Ficou comprovado que não existe mais o meio de comunicação estático, aquele solitário. A bola da vez é o conceito de integração e a multiplicação de idéias. Prova disso é o fato de uma peça criada inicialmente para Internet ter roubado a cena na categoria Filmes, avaliadora de comerciais. O trabalho "Evolution", desenvolvido pela agência Ogilvy do Canadá para a marca Dove, nasceu em esquema viral e só depois freqüentou a televisão. A peça integra a campanha mundial Real Beauty e ganhou Grand Prix também na competição de internet. Em resumo, o trabalho mostra a evolução estética de uma mulher e frisa, fundamentalmente, o poder de aparatos tecnológicos no processo de embelezamento.
(link Evolution no Youtube : http://br.youtube.com/watch?v=mOb2ZYzo3q4 )

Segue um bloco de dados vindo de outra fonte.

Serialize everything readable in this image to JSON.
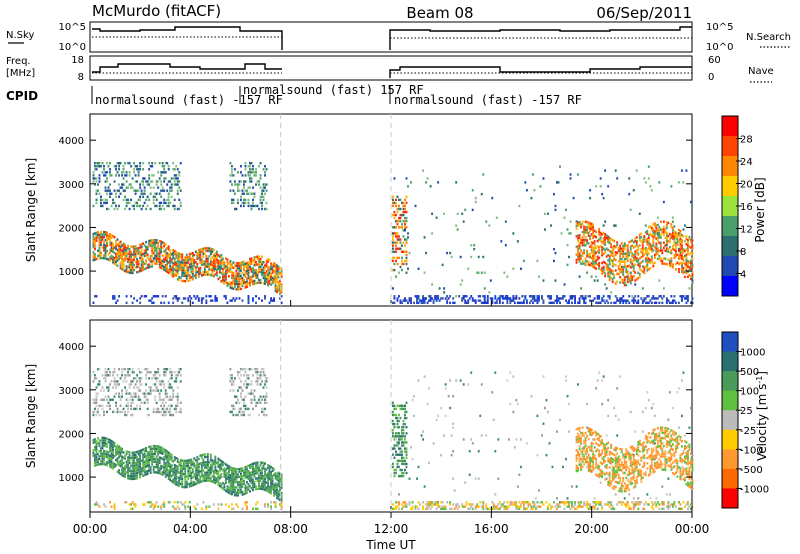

A alegação do júri é indicar tendências. Foi esse o motivo pelo qual consagraram a publicidade da Dove. Tal estratégia não é inovadora, mas em Cannes se tornou novidade. A marca Nike costuma divulgar produções primeiramente no ambiente virtual, pois assim ganha a possibilidade de checar a aceitação do conteúdo antes de lançá-lo na TV.
Tecnologia x Criação
Mas a interpretação de tais mudanças resulta em diferentes impressões sobre os critérios adotados. Inclusive aquelas de que o festival teria perdido a característica de primar pela criatividade frente à modernização da tecnologia. Esta é a opinião do presidente da agência DM9DDB, Sérgio Valente. Em entrevista ao jornal Folha de S.Paulo, ele afirma ter visto "poucas idéias transformadoras" este ano. Na visão do publicitário, "foi dada prioridade maior à execução do que à concepção". A DM9 foi a agência brasileira mais premiada, além de ter trazido o seu 74º Leão.